I spend a lot of time trying to figure out obscure undocumented data formats and cyberchef is absolutely incredible for that. Here’s a fun little preview of what that looks like
I’ve been using squoosh.app a lot recently. Found it in a similar thread
EDIT: It is an image compression site where the images never leave your device. Or so the privacy policy says anyway. It took some tweaking, but i’ve had some images with an 80%+ size reducrion with almost no perceivable quality loss.

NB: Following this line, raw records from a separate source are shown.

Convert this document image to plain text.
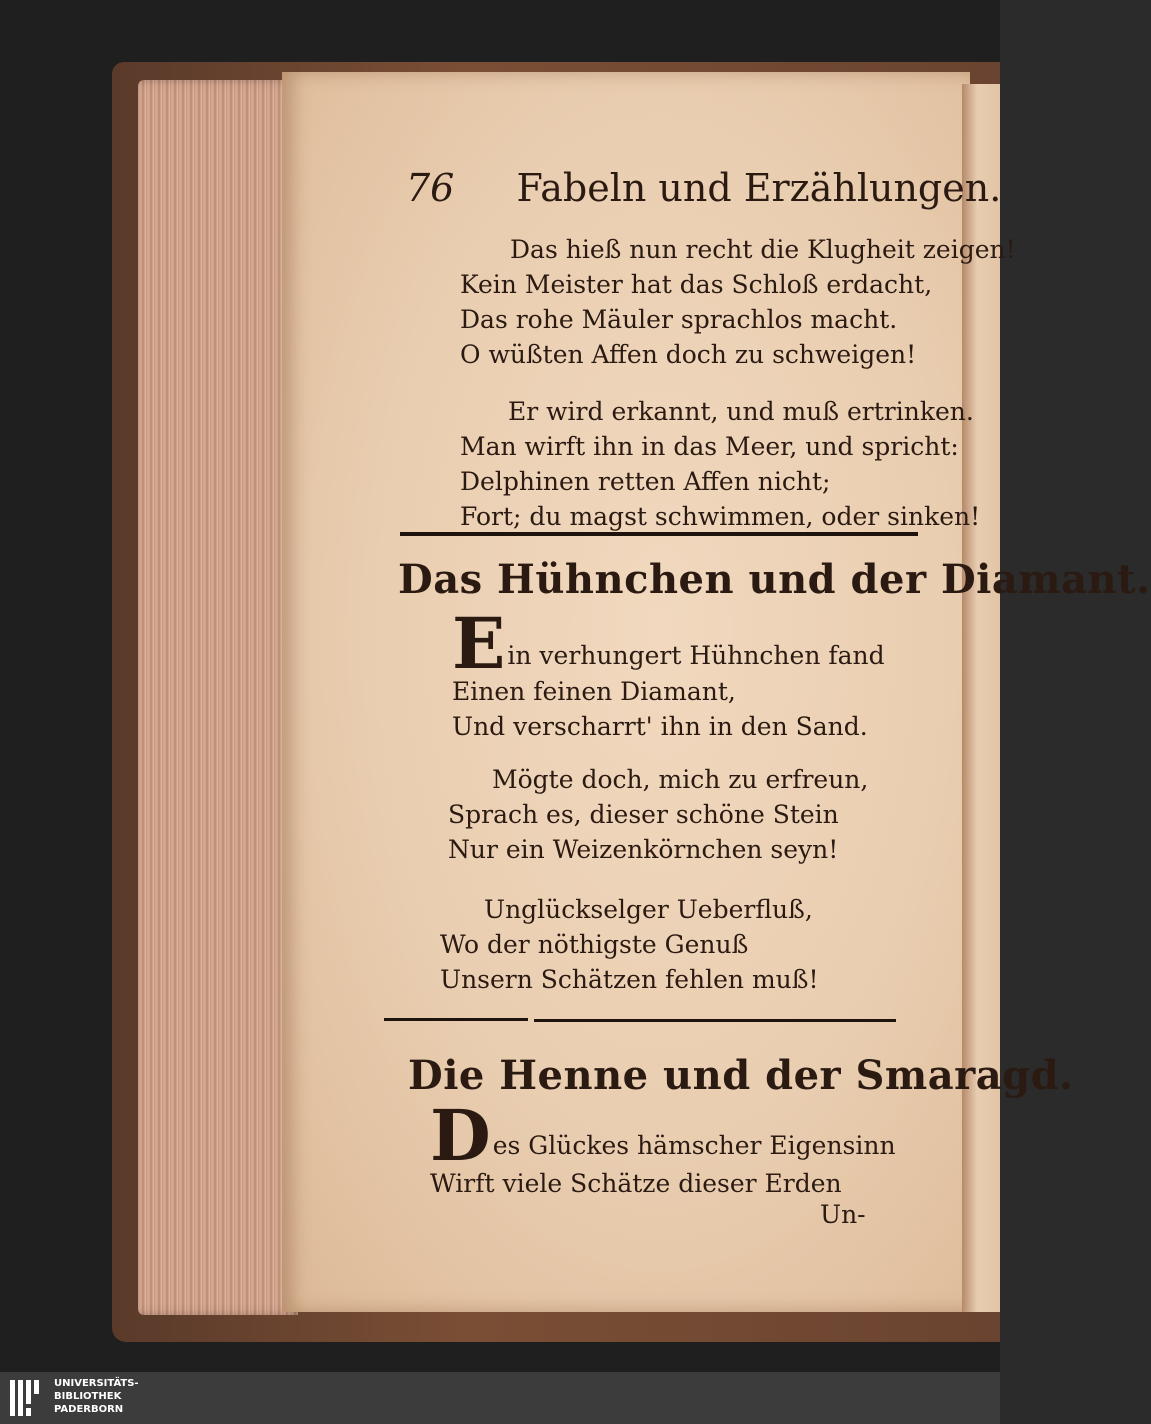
76 Fabeln und Erzählungen.
Das hieß nun recht die Klugheit zeigen!
Kein Meister hat das Schloß erdacht,
Das rohe Mäuler sprachlos macht.
O wüßten Affen doch zu schweigen!
Er wird erkannt, und muß ertrinken.
Man wirft ihn in das Meer, und spricht:
Delphinen retten Affen nicht;
Fort; du magst schwimmen, oder sinken!
Das Hühnchen und der Diamant.
E in verhungert Hühnchen fand
Einen feinen Diamant,
Und verscharrt' ihn in den Sand.
Mögte doch, mich zu erfreun,
Sprach es, dieser schöne Stein
Nur ein Weizenkörnchen seyn!
Unglückselger Ueberfluß,
Wo der nöthigste Genuß
Unsern Schätzen fehlen muß!
Die Henne und der Smaragd.
D es Glückes hämscher Eigensinn
Wirft viele Schätze dieser Erden
Un-
UNIVERSITÄTS-
BIBLIOTHEK
PADERBORN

Microwave Watt?? Converts cooking instructions to whatever your actual microwave is (mine’s a shitty 700w beast so I have to add about 50% cooking time to most things). www.microwavewatt.com
I use that all the time. I have so many friends who just give it however long it says on the packaging and then complain their microwaves suck.
The only thing that can still throw me off course is when the packaging says: “microwave for about 7-9 minutes depending on your microwave”. Bro, what am I supposed to do with this information? I’m ready to go watt for watt, I don’t want to keep an eye on my microwave. I just wanna hear the bing and know it’s done.